Moldavian Subcarpathians (Subcarpații Moldovei) is a geographic area located in the northeast of Romania, to the east of the Eastern Carpathian Mountains. The Moldavian Subcarpathians are considered to be part of the Moldavian Plateau.
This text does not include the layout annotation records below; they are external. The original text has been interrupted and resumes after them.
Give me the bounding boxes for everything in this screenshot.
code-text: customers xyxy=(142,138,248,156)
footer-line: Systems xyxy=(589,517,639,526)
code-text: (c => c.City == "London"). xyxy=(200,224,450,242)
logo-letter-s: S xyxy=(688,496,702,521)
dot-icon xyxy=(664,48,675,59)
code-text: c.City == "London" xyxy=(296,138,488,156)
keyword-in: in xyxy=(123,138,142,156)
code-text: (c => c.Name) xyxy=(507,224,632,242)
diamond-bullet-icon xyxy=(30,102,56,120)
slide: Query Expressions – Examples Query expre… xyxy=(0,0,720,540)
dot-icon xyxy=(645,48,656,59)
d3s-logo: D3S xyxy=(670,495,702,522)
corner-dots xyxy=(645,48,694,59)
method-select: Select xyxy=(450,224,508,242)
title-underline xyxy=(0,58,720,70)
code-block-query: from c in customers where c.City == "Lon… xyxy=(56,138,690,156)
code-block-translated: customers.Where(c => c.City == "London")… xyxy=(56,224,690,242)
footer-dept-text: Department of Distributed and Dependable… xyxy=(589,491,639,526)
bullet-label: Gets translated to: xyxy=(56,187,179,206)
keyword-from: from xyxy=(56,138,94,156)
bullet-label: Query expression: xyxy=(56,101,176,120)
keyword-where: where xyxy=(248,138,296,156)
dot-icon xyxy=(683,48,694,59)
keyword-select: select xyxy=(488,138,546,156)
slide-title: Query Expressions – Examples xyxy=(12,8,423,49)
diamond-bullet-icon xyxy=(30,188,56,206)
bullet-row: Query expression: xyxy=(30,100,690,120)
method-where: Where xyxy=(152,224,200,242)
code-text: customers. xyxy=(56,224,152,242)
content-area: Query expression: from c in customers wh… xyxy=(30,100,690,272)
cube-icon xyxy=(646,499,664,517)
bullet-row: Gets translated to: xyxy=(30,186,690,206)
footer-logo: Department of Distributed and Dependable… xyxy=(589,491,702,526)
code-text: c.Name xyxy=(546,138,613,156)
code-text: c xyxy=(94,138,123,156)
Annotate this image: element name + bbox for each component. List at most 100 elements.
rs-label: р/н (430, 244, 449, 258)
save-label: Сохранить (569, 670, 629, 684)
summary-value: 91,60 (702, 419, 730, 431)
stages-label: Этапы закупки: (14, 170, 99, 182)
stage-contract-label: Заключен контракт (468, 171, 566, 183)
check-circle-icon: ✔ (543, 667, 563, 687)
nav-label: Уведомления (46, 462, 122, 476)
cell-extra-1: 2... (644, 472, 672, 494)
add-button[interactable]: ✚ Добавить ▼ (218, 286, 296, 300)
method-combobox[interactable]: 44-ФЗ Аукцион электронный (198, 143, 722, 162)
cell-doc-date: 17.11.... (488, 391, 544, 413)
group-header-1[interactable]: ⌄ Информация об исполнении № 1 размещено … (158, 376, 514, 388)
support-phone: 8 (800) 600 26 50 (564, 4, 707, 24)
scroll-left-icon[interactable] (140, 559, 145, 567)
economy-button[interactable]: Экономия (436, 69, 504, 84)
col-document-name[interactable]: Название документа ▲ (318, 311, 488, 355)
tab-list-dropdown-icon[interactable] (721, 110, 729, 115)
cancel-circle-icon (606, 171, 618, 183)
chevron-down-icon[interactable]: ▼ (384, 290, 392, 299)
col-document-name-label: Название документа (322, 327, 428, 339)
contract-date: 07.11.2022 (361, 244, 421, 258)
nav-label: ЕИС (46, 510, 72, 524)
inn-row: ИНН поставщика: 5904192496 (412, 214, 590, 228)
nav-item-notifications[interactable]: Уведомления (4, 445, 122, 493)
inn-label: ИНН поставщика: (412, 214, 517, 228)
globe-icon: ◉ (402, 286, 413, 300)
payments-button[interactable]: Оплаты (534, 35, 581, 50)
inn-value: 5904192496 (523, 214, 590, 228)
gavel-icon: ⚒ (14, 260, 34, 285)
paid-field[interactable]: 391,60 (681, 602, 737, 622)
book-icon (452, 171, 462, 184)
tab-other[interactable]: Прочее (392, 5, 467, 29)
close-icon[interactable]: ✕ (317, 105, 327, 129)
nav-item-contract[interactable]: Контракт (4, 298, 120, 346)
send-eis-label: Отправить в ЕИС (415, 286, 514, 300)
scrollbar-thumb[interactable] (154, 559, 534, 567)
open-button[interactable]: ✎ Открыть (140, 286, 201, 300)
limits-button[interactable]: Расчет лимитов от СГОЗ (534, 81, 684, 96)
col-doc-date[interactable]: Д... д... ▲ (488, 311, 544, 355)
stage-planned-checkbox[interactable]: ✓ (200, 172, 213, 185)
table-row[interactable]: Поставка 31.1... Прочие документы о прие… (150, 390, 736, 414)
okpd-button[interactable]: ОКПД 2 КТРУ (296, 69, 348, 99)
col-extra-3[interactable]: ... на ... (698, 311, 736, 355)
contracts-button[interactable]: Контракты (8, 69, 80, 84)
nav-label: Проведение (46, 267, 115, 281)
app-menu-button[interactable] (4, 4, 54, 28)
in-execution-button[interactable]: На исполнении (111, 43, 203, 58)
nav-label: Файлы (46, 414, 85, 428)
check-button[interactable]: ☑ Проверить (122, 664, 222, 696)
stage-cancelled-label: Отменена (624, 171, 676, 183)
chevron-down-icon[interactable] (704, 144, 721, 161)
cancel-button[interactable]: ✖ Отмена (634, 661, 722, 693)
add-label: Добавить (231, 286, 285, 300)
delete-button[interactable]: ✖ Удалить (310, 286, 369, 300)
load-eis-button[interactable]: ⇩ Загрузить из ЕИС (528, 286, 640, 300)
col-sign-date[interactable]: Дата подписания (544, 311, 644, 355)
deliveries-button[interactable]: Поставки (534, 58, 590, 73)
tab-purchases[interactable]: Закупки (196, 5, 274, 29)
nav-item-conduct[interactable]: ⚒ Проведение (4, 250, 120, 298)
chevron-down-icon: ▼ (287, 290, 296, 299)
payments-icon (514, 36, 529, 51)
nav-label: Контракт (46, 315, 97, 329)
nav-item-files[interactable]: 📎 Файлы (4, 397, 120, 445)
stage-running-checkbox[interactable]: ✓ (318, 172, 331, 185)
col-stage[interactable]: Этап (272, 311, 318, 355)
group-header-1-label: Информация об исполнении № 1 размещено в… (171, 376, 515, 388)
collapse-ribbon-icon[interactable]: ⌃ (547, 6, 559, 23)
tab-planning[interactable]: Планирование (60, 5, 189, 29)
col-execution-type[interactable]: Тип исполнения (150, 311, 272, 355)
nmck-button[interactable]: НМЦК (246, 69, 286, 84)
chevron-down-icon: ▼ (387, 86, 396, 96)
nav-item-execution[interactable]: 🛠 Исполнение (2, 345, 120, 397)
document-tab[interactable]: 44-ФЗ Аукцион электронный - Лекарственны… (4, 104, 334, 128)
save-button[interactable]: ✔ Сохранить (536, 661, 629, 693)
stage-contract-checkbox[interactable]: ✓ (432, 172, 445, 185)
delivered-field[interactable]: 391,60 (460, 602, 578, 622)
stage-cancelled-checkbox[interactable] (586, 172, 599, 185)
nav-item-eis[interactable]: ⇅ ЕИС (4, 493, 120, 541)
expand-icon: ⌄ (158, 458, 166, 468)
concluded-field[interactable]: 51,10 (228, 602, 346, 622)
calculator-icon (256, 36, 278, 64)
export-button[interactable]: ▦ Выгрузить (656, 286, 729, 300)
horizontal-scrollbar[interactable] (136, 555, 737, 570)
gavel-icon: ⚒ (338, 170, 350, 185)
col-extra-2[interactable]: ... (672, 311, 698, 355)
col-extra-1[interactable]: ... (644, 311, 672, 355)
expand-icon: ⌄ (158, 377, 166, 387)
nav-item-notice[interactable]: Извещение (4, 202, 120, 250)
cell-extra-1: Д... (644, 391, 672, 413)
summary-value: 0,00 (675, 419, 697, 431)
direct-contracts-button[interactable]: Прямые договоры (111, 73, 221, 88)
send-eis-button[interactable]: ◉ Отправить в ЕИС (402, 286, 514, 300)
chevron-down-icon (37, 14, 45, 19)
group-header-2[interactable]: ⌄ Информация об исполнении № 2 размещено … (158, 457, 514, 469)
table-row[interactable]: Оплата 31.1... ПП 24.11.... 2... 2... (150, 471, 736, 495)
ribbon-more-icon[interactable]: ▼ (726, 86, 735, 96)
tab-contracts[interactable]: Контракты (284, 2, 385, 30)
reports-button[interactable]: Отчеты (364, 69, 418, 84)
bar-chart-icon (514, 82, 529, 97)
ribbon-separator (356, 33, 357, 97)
They are composed of:

- Pleșului Ridge (Culmea Pleșului)
- Neamț Depression (Depresiunea Neamțului)
- Boiștea Hill (Dealul Boiștea)
- Cornii Hills (Dealurile Cornii)
- Cracău–Bistrița Depression (Depresiunea Cracău–Bistrița)
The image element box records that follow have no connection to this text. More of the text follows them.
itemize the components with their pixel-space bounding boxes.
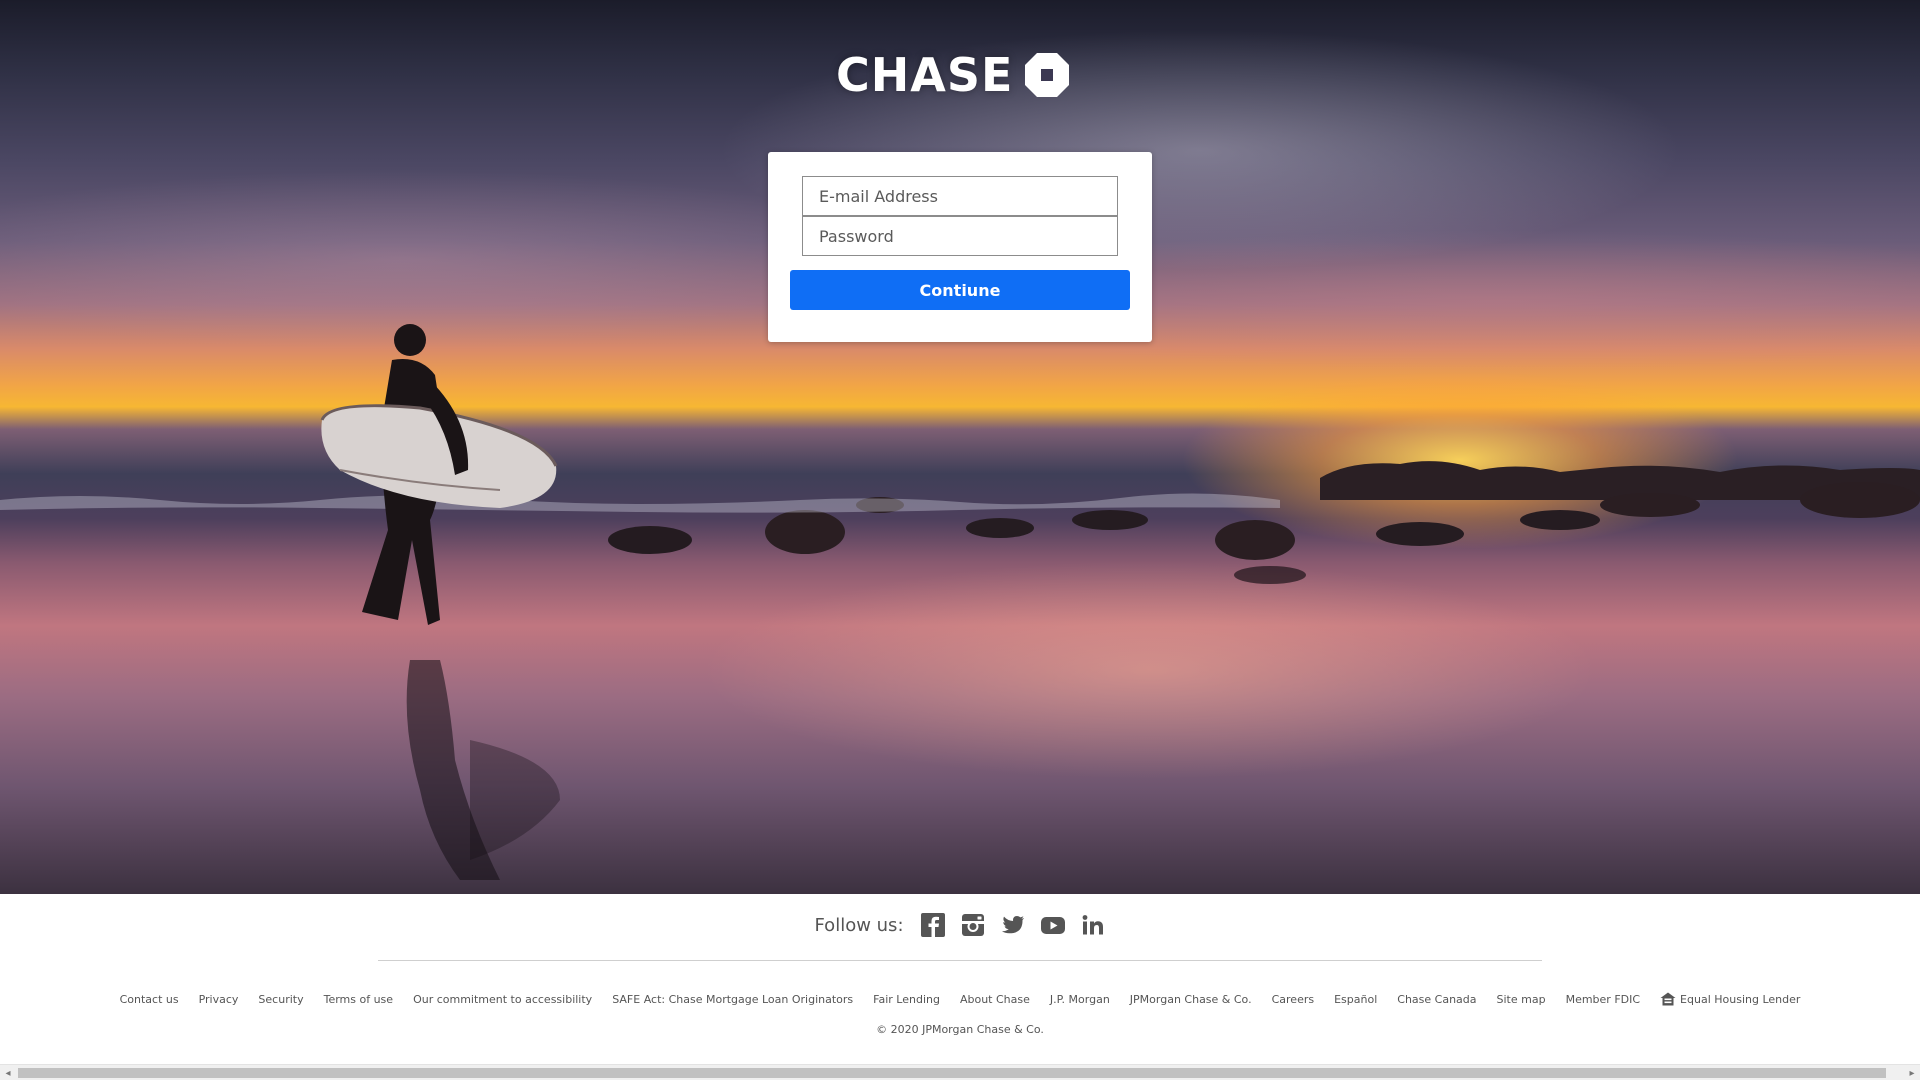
footer-link-contact-us[interactable]: Contact us — [120, 993, 179, 1006]
footer-link-careers[interactable]: Careers — [1272, 993, 1315, 1006]
footer-link-accessibility[interactable]: Our commitment to accessibility — [413, 993, 592, 1006]
footer-link-security[interactable]: Security — [258, 993, 303, 1006]
instagram-icon[interactable] — [960, 912, 986, 938]
linkedin-icon[interactable] — [1080, 912, 1106, 938]
footer-link-chase-canada[interactable]: Chase Canada — [1397, 993, 1476, 1006]
scrollbar-thumb[interactable] — [18, 1068, 1886, 1078]
footer-link-about-chase[interactable]: About Chase — [960, 993, 1030, 1006]
twitter-icon[interactable] — [1000, 912, 1026, 938]
hero-background — [0, 0, 1920, 894]
email-input[interactable] — [802, 176, 1118, 216]
youtube-icon[interactable] — [1040, 912, 1066, 938]
copyright-text: © 2020 JPMorgan Chase & Co. — [876, 1023, 1044, 1036]
footer-link-safe-act[interactable]: SAFE Act: Chase Mortgage Loan Originator… — [612, 993, 853, 1006]
footer-link-equal-housing-lender[interactable]: Equal Housing Lender — [1660, 992, 1800, 1006]
footer-link-jpmorgan-chase-co[interactable]: JPMorgan Chase & Co. — [1130, 993, 1252, 1006]
footer-link-fair-lending[interactable]: Fair Lending — [873, 993, 940, 1006]
social-follow-row: Follow us: — [0, 912, 1920, 938]
chase-logo[interactable]: CHASE — [836, 50, 1086, 100]
footer-link-member-fdic[interactable]: Member FDIC — [1566, 993, 1640, 1006]
footer-links: Contact us Privacy Security Terms of use… — [0, 992, 1920, 1006]
footer-link-espanol[interactable]: Español — [1334, 993, 1377, 1006]
footer-link-jp-morgan[interactable]: J.P. Morgan — [1050, 993, 1110, 1006]
footer-divider — [378, 960, 1542, 961]
horizontal-scrollbar[interactable]: ◂ ▸ — [0, 1064, 1920, 1080]
equal-housing-label: Equal Housing Lender — [1680, 992, 1801, 1006]
beach-scene-illustration — [0, 324, 1920, 880]
password-input[interactable] — [802, 216, 1118, 256]
brand-name: CHASE — [836, 48, 1014, 102]
follow-label: Follow us: — [814, 914, 904, 936]
footer-link-site-map[interactable]: Site map — [1497, 993, 1546, 1006]
chase-octagon-icon — [1025, 53, 1070, 97]
scroll-left-glyph: ◂ — [5, 1067, 11, 1079]
facebook-icon[interactable] — [920, 912, 946, 938]
login-card: Contiune — [768, 152, 1152, 342]
footer-link-privacy[interactable]: Privacy — [199, 993, 239, 1006]
scroll-right-glyph: ▸ — [1909, 1067, 1915, 1079]
footer-link-terms-of-use[interactable]: Terms of use — [324, 993, 393, 1006]
scroll-right-arrow-icon[interactable]: ▸ — [1904, 1065, 1920, 1081]
continue-button[interactable]: Contiune — [790, 270, 1130, 310]
page-footer: Follow us: Contact us Privacy Security T… — [0, 894, 1920, 1064]
scroll-left-arrow-icon[interactable]: ◂ — [0, 1065, 16, 1081]
equal-housing-icon — [1660, 992, 1676, 1006]
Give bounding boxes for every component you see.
- Runc Hills (Dealul Runc)
- Bărboiu Hills (Dealurile Bărboiu)
- Pietricica Ridge (Culmea Pietricica)
- Tazlău–Cașin Depression (Depresiunea Tazlău–Cașin)
- Oușuru Hills (Dealurile Oușoru)
- Zabranț Hills (Dealurile Zabranț)
- Răchitaș Hills (Dealurile Răchitaș)

The Moldavian Subcarpathians are separated from the rest of the Moldavian Plateau by the Siret and Moldova River valleys (north and east), and are bounded by the Curvature Subcarpathians (Subcarpații de Curbură) to the south. The highest point is Pleșului Ridge (northwest of Târgu Neamț), with an altitude of 911 m.